Shakespeare on the Green's fall production, "Richard III," also highlights historical hypocrisy. Despite his manipulative and sadistic personality, Richard is able to charm the audience and the reader, said Director Emma Brandt '14.
"I started thinking a little bit more about the whole role of charm in politics in general, especially because it's election season," she said. "We value a lot of charm in how we elect our presidents. Like, could we have a beer with this guy? You could totally have a beer with Richard III."
 Brandt said the play itself is a form of political spin - Shakespeare was forced to please the ruling Tudor family by portraying Richard III, a non-Tudor, in a negative light. The production follows Richard III's violent path to the throne and his eventual downfall.
 She said she hopes to make the play, which is running two weeks prior to the presidential election, "look as much like a political campaign as possible." She plans to modernize not only the props and costumes, but also to involve the audience in the production by interspersing the actors amongst the viewers, she said.
 "Kiss of the Spider Woman," running in early November, has many violent undertones as well. It tells the story of two men, Molina and Valentin, trapped in a Brazilian prison in 1975. Director Marcus Gardley, visiting assistant professor of theatre arts and performance studies, said the play speaks about the modern-day issues surrounding the prison-industrial complex.
 "In the 1970s when this play was written there were 300,000 men in prison, and now there are 2.4 million," he said. "This system is problematic because it seems to be housing people. It's no longer about rehabilitation."
 Because both Molina and Valentin are imprisoned for crimes they did not commit, he said, the play deals with our phobia of criminals and our tendency to "over-sentence" perpetrators.
 Fantasy as a coping mechanism further comes into play as Molina tells the story of the Spider Woman, a role played by one of Molina's favorite movie actresses. Molina is haunted by visions of the Spider Woman, telling Valentin she is the reason men never escape the prison. Gardley said he hopes to balance these fantastic elements of the play with horror and humor using a minimalist, youthful approach.  
 Fantasy is also a prominent feature in "Yermedea," written by Erik Ehn, professor of theatre arts and performance studies, and directed by Kym Moore, assistant professor of theatre arts and performance studies.
 In "Yermedea," a bus driver guides a Salvadoran nurse on a hallucinogenic journey through the history of their country. "They see their country in terms of two tragedies -- Yerma, about a woman who can't have children, and Medea, a woman who kills her children," Ehn wrote in an email to The Herald. He also noted they plan on using puppets in the production, which he said "make excellent collaborators on a project devoted to contemplation."

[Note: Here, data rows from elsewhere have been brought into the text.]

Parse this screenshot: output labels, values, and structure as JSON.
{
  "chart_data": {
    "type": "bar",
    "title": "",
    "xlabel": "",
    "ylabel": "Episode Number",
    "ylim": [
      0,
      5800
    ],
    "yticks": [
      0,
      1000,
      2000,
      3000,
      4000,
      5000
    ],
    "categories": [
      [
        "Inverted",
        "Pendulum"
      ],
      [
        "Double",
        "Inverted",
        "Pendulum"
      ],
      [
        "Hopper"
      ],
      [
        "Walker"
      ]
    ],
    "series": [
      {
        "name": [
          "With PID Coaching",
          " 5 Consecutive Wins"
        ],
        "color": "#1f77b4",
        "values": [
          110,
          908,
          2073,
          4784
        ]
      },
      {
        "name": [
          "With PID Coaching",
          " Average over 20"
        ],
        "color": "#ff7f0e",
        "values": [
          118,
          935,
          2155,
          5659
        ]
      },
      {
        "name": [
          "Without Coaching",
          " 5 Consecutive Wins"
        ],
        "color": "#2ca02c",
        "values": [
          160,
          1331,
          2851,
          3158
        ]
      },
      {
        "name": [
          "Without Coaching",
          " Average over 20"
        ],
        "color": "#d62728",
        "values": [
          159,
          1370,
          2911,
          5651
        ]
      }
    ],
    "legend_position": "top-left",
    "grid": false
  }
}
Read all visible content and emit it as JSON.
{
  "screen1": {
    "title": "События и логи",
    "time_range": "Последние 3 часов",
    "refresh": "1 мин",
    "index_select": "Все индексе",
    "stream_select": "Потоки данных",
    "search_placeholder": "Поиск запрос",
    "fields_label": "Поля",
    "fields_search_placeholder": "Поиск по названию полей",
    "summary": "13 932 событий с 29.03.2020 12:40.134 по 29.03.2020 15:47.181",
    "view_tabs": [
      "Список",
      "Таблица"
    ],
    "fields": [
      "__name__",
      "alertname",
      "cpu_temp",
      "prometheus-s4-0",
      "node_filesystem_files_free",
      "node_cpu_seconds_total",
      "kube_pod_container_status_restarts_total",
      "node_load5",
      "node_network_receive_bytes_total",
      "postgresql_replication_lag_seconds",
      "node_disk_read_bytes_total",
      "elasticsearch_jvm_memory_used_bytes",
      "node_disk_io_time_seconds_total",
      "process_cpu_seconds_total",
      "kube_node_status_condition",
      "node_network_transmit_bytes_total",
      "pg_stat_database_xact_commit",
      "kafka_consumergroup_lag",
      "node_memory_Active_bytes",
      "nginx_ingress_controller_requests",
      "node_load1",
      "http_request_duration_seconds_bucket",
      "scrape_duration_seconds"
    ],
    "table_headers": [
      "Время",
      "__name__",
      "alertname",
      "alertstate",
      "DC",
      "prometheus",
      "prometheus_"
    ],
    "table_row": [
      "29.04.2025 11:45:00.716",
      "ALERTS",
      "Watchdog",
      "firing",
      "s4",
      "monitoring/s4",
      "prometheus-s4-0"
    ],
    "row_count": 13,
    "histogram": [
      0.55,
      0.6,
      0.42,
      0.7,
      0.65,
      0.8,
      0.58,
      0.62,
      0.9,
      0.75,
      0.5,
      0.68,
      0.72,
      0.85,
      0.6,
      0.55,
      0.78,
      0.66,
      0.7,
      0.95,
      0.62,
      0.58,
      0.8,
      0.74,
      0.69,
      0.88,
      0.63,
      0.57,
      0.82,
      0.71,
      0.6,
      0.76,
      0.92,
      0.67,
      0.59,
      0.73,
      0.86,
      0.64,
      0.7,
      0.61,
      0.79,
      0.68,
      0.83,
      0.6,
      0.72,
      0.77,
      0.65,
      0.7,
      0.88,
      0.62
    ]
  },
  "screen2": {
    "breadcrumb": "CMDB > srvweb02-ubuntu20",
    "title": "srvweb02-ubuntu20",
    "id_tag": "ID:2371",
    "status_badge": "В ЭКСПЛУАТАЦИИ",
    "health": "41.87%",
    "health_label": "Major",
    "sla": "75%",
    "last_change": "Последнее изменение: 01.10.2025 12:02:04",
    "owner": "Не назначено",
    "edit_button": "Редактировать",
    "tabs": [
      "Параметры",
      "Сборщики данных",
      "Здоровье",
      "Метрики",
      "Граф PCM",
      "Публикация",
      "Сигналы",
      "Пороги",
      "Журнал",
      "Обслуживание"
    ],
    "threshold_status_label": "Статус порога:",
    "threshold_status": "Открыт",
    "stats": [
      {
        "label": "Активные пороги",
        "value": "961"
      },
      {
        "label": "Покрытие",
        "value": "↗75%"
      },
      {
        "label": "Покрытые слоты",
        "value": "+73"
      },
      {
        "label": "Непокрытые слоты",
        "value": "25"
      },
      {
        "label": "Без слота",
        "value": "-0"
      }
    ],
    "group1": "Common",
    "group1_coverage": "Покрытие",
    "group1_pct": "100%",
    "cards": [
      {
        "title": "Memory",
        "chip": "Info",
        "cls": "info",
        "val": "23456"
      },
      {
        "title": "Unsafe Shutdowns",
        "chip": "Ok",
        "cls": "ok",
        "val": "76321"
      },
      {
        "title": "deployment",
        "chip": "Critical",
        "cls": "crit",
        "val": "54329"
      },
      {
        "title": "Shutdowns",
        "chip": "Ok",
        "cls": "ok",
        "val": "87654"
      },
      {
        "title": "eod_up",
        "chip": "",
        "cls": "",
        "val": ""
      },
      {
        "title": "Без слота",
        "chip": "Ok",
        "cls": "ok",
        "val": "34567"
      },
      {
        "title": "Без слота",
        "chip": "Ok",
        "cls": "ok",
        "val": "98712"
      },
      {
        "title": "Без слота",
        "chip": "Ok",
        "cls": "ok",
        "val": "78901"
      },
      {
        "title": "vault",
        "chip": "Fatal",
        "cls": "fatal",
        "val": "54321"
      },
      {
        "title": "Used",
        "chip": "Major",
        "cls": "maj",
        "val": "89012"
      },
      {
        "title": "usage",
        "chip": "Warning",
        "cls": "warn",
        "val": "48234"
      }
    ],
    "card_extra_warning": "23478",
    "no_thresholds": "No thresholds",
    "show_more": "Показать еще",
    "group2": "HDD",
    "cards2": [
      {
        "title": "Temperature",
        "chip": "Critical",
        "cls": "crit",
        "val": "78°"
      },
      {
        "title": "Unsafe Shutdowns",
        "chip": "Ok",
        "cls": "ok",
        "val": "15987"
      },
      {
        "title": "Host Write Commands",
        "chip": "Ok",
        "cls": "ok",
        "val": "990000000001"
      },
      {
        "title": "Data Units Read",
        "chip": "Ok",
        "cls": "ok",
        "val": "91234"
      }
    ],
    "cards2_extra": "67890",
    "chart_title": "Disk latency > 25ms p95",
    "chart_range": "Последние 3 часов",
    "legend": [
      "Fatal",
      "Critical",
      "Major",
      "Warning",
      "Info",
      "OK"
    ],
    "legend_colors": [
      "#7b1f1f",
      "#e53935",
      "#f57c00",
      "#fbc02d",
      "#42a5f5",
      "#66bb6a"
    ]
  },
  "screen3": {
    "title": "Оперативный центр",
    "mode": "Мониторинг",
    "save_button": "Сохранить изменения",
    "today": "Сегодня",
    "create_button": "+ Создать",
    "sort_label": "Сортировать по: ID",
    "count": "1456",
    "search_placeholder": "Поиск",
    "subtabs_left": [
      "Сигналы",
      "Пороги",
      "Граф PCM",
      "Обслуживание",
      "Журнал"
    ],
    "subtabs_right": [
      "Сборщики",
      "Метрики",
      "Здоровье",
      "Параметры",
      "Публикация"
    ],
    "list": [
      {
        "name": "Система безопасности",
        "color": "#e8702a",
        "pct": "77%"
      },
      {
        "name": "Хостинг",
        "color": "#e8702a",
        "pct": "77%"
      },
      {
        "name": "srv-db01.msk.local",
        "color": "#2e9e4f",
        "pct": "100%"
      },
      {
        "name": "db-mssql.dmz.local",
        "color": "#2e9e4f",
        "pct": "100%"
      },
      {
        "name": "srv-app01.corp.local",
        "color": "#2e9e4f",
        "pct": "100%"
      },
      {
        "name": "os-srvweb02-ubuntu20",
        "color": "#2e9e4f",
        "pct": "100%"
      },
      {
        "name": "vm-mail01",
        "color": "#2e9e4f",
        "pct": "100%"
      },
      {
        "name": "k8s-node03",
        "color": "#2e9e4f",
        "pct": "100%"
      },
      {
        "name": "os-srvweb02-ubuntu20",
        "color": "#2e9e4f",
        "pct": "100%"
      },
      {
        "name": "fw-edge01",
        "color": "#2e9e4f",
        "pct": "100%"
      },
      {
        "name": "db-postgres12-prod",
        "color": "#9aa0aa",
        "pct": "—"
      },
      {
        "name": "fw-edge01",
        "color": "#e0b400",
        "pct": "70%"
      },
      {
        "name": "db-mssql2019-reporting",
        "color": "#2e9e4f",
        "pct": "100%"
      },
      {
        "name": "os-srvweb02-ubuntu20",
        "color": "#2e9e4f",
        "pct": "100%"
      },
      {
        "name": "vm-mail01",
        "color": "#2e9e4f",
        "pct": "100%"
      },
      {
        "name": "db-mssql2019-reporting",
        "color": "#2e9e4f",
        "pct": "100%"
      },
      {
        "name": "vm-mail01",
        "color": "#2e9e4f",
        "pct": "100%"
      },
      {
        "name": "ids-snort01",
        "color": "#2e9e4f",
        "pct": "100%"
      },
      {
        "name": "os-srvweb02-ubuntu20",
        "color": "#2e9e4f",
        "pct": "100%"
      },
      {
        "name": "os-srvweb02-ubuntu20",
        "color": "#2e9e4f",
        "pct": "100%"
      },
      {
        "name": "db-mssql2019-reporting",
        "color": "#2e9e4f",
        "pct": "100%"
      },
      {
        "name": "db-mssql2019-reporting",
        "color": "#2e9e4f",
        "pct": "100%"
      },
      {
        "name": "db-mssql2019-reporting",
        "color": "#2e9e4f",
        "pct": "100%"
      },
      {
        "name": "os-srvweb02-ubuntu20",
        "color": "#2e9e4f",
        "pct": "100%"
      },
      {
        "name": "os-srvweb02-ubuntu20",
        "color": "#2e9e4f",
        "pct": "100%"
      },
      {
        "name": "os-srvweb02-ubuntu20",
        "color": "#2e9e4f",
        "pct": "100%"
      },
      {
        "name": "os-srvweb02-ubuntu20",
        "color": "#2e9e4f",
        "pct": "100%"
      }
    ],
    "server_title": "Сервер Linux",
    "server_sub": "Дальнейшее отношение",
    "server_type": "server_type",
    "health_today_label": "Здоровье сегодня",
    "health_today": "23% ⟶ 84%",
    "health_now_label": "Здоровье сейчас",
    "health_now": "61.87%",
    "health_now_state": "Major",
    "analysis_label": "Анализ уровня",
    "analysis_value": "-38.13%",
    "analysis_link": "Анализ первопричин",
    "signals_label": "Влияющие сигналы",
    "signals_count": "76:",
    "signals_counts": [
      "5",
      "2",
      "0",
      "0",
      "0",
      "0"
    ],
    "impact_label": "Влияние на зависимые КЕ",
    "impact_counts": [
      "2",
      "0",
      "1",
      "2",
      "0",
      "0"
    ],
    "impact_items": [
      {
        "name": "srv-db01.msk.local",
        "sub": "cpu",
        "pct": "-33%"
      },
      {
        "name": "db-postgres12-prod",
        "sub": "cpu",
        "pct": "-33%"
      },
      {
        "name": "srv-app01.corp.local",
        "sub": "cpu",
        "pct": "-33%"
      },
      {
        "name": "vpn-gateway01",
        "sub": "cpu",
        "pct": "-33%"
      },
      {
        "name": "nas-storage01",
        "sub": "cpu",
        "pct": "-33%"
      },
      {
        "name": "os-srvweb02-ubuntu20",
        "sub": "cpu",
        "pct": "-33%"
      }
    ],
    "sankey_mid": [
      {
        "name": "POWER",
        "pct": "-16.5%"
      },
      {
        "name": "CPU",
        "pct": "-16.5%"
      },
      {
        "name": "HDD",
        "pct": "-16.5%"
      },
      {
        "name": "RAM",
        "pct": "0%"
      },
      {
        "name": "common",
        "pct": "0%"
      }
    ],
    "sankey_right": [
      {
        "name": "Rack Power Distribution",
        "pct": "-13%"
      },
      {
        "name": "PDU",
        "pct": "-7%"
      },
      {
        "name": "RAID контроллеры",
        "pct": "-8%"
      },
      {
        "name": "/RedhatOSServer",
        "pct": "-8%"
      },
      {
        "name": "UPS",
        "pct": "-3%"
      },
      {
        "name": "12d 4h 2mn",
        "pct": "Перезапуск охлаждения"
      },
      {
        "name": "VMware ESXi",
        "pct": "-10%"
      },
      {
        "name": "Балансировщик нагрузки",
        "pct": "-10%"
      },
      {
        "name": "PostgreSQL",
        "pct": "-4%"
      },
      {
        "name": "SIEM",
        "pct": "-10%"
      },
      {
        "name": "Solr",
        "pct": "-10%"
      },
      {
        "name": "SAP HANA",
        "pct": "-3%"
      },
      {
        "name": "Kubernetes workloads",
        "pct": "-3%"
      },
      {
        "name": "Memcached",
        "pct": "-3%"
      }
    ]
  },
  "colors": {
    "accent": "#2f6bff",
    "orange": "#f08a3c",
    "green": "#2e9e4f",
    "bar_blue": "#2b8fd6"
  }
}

 Ehn said he devised the idea for the play after visiting El Salvador in the early '90s, basing the production on conversations he had with theatre artists there.
 "Perhaps the performance will incline hearts and open paths to empathy that will prompt further discussion and research," he wrote. "Ideally, folks will get up and go to El Salvador - it's not far!" The production will run the last two weekends in September.
 PW's "Ordet," running Sept. 19-21, is about a family of farmers involved in a series of religious crises. In order to convey the rich religious themes, Director David Lee Dallas '13 said they are trying to build a church inside PW. He also added some passages from the Book of Revelation to the original script because he wanted "the stakes to feel more real," he said.
 "Faith is a big part of my inner life, but it's not something I ever really talk about to people at Brown because it's not a huge part of the traditional culture here," he said. The play "forces you to have very direct confront
ations with what you believe and what you don't. I just want people to reevaluate their stances and think about religion in an earnest way that maybe they haven't in their college careers yet."